Hak kolektif atas tanah ulayat juga diperkuat dalam berbagai instrumen internasional, seperti United Nations Declaration on the Rights of Indigenous Peoples (UNDRIP, 2007), yang mengakui hak masyarakat adat atas tanah, wilayah, dan sumber daya secara turun-temurun.
Modernisasi dan Krisis Tanah Ulayat
Modernisasi dan kebijakan pembangunan nasional seringkali membawa paradigma hukum negara yang bersifat positivistik dan individualistik.

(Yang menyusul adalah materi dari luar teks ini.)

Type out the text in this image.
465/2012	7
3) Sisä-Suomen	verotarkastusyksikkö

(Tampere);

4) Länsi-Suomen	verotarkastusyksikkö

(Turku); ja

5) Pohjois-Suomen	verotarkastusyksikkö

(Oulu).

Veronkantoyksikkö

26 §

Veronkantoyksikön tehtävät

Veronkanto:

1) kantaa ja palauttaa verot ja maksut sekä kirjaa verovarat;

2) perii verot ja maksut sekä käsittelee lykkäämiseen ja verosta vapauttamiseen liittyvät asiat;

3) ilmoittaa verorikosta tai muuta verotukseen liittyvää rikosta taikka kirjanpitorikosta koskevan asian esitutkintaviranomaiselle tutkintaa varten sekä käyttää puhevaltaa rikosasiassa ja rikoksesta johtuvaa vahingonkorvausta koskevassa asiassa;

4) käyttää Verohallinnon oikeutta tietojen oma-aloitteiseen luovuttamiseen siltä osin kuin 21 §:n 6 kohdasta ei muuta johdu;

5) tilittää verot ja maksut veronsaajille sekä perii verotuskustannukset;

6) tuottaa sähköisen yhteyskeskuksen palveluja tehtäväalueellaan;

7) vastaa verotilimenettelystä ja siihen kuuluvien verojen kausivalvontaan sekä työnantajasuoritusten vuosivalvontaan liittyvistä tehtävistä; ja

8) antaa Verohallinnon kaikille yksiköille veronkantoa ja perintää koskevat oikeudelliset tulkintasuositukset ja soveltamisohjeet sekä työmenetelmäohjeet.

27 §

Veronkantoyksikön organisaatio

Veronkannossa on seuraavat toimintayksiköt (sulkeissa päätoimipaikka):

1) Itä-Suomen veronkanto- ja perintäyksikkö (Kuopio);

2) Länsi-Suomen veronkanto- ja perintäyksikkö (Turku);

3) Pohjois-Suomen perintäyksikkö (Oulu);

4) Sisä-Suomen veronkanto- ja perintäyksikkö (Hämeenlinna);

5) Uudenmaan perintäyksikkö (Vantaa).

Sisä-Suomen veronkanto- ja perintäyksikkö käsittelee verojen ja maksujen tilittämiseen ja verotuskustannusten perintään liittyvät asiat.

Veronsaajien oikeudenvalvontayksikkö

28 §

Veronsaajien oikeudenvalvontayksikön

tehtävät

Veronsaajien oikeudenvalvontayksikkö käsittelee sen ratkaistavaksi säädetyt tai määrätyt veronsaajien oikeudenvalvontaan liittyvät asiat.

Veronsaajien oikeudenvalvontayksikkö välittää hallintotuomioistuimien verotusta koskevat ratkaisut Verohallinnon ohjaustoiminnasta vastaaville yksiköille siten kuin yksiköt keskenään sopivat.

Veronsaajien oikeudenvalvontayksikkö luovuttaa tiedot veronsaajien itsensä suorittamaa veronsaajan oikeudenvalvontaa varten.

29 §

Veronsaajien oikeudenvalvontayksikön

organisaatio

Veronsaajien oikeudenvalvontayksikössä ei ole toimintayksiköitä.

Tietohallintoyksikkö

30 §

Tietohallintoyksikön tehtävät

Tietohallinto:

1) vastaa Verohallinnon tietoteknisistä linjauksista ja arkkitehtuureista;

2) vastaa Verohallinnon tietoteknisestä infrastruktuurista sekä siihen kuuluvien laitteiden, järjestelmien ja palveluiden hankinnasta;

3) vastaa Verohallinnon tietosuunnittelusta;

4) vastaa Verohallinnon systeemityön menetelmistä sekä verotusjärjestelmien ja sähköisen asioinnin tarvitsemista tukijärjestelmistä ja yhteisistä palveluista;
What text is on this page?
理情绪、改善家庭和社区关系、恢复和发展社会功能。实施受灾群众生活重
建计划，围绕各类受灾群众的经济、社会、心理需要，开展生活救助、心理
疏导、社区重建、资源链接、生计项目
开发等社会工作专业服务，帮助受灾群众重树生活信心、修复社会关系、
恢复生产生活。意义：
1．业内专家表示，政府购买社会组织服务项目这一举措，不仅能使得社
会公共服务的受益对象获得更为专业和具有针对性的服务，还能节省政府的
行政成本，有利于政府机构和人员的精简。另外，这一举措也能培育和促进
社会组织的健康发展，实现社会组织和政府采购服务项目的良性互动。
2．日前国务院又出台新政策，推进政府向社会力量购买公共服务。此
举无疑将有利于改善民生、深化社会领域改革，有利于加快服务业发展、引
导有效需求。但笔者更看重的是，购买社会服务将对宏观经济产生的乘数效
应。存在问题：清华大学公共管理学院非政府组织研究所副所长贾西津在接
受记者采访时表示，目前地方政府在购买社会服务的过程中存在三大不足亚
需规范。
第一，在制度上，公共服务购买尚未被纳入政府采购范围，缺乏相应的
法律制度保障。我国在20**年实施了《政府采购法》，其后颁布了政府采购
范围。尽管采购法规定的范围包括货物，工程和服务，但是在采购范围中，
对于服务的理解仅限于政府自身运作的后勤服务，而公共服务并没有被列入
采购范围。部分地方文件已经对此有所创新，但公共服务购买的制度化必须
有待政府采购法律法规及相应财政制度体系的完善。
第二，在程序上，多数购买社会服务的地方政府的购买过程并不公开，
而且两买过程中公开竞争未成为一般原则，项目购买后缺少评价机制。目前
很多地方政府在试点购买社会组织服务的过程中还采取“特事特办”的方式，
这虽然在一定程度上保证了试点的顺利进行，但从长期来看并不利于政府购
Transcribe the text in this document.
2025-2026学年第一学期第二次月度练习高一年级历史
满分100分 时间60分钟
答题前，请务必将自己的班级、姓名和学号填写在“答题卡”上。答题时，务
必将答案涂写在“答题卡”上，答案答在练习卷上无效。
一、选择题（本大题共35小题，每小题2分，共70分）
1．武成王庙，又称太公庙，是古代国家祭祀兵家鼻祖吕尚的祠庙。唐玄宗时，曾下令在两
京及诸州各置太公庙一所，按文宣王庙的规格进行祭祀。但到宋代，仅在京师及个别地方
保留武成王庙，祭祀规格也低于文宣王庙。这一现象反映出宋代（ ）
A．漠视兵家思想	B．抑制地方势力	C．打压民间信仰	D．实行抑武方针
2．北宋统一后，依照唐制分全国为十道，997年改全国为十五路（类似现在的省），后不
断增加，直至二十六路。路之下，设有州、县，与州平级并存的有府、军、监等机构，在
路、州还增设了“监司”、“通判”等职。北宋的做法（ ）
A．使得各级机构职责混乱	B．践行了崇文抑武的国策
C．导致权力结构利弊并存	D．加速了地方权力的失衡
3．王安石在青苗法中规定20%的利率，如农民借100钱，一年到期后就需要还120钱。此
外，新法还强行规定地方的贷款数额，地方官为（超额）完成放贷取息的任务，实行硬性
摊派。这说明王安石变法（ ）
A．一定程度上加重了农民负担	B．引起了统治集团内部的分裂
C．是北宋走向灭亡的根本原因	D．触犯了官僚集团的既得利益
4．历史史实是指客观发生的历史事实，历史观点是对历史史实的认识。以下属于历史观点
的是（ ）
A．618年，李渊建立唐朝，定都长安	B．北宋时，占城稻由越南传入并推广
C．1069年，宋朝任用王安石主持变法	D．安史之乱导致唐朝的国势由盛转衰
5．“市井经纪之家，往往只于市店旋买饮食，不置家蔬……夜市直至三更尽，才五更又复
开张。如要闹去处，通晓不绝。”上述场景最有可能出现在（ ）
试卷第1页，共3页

Menurut Merry (1988), hal ini menciptakan “legal pluralism” yang memunculkan konflik antara hukum negara dan hukum adat. Dalam kasus tanah ulayat, tumpang tindih klaim antara negara, swasta, dan masyarakat adat sering kali terjadi karena tidak adanya pengakuan formal atas hak komunal.
Scott (1998) dalam Seeing Like a State menegaskan bahwa negara modern cenderung menyederhanakan struktur sosial lokal untuk kepentingan administratif, yang berdampak pada pengabaian sistem adat yang kompleks dan organik. Oleh karena itu, pelestarian tanah ulayat memerlukan rekonstruksi pendekatan hukum yang mengintegrasikan nilai-nilai lokal ke dalam sistem nasional.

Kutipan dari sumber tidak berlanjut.